Para o governo, a medida busca assegurar ordem pública e direito de circulação. Para sindicatos e organizações sociais, o protocolo representa restrição concreta ao direito de protesto e intensifica a criminalização da mobilização sindical.
O embate passou a envolver não apenas o conteúdo da reforma, mas também os limites da atuação estatal diante de manifestações.
Como está a tramitação
O projeto foi aprovado no Senado após negociações com aliados e governadores provinciais. A votação ocorreu sob forte pressão externa, com o Congresso cercado por manifestantes e forças de segurança.
A proposta segue agora para a Câmara dos Deputados, onde o governo precisa consolidar maioria em um cenário político fragmentado. Há expectativa de novas negociações e possíveis ajustes no texto.

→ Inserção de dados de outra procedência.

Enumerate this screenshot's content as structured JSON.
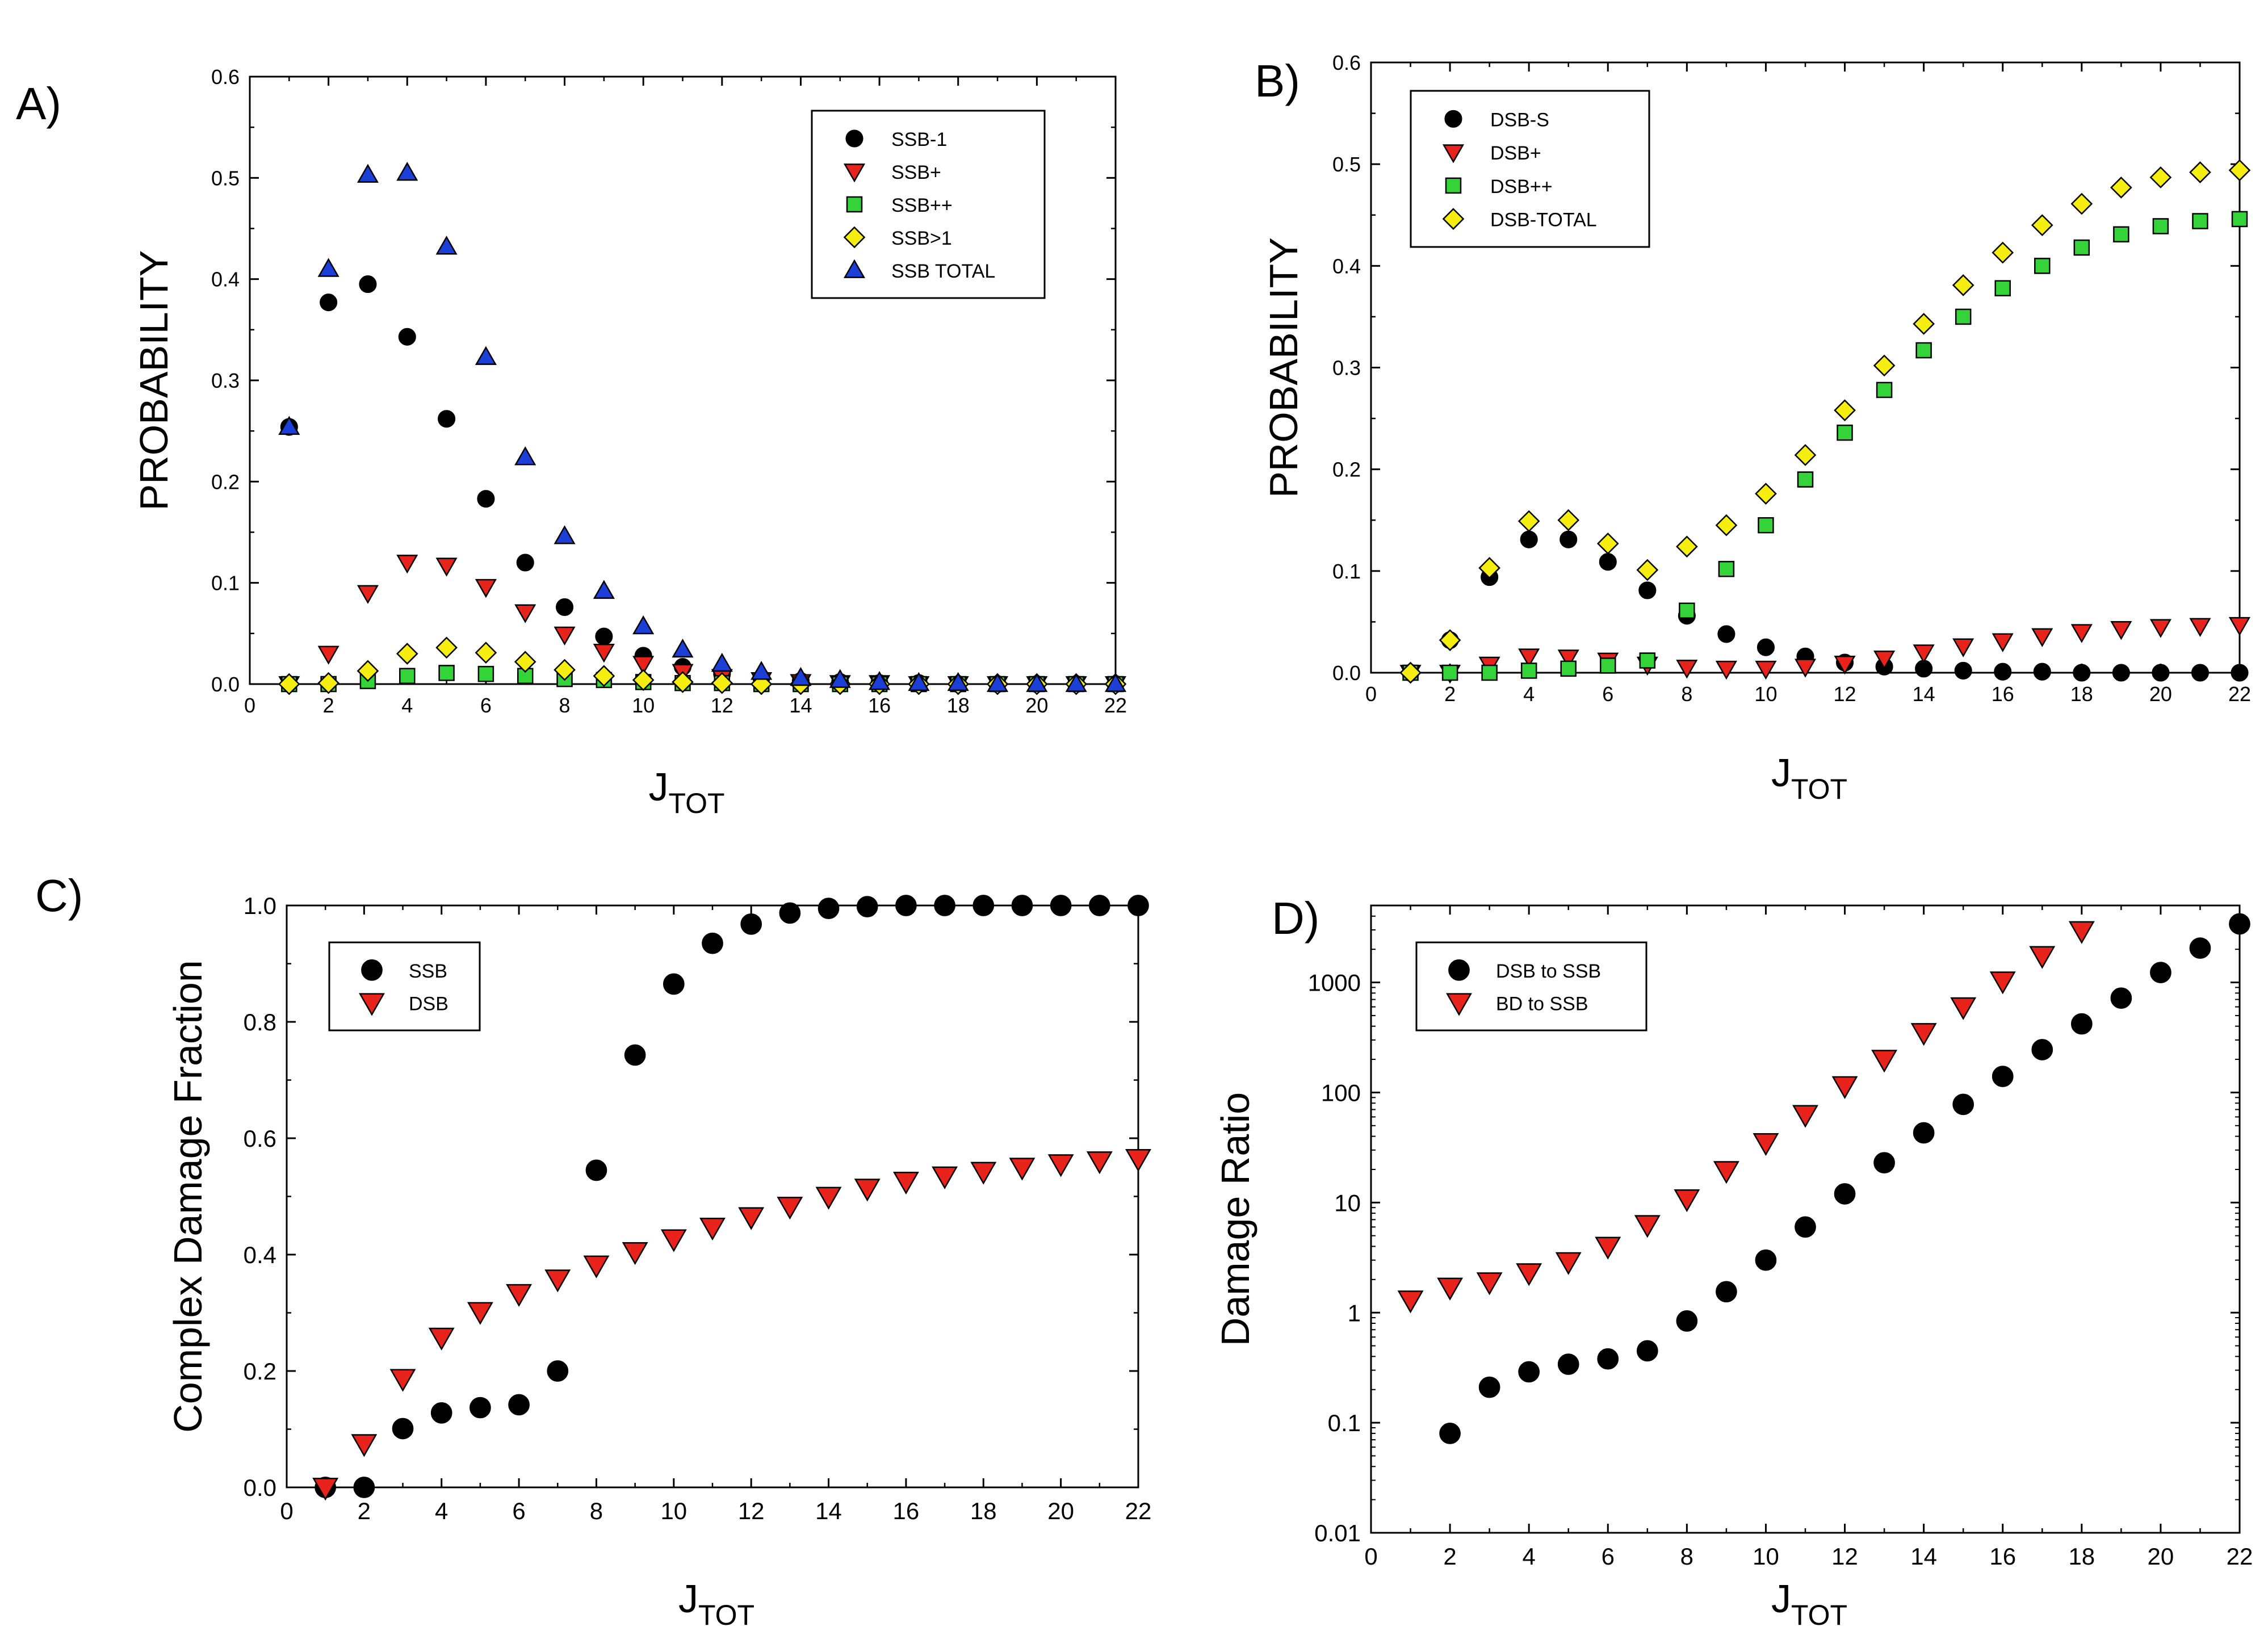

A oposição peronista votou majoritariamente contra e classificou a reforma como retrocesso social. Mesmo dentro de blocos não alinhados ao peronismo há divisões, especialmente em províncias com forte presença sindical.
O pano de fundo econômico
A reforma trabalhista integra um programa mais amplo de ajuste fiscal, desregulamentação e redução do Estado promovido por Milei desde dezembro de 2023. O governo reduziu subsídios, cortou gastos públicos e implementou medidas de austeridade com o objetivo de conter a inflação e equilibrar as contas públicas.
Indicadores recentes apontam desaceleração inflacionária, mas o custo social permanece elevado, com aumento da pobreza e retração do consumo.
Para o Executivo, as reformas estruturais são necessárias para estabilizar a economia e recuperar crescimento. Para críticos, a estratégia amplia desigualdades e tensiona a coesão social.
Uma disputa sobre modelo de país
A Argentina possui tradição sindical consolidada e legislação trabalhista historicamente protetiva. Alterar esse sistema tem impacto político e simbólico profundo.
A reforma tornou-se um ponto de inflexão. De um lado, a promessa de modernização econômica baseada em flexibilização e redução de custos. De outro, a defesa de direitos sociais construídos ao longo de décadas.
Os protestos, a greve geral e os confrontos indicam que a disputa vai além de uma votação legislativa. Trata-se de redefinir o equilíbrio entre capital e trabalho em um país que enfrenta crise econômica e polarização política.
Com a tramitação ainda em curso na Câmara, a tensão tende a continuar elevada. O desfecho dessa disputa pode moldar o próximo ciclo político e social da Argentina.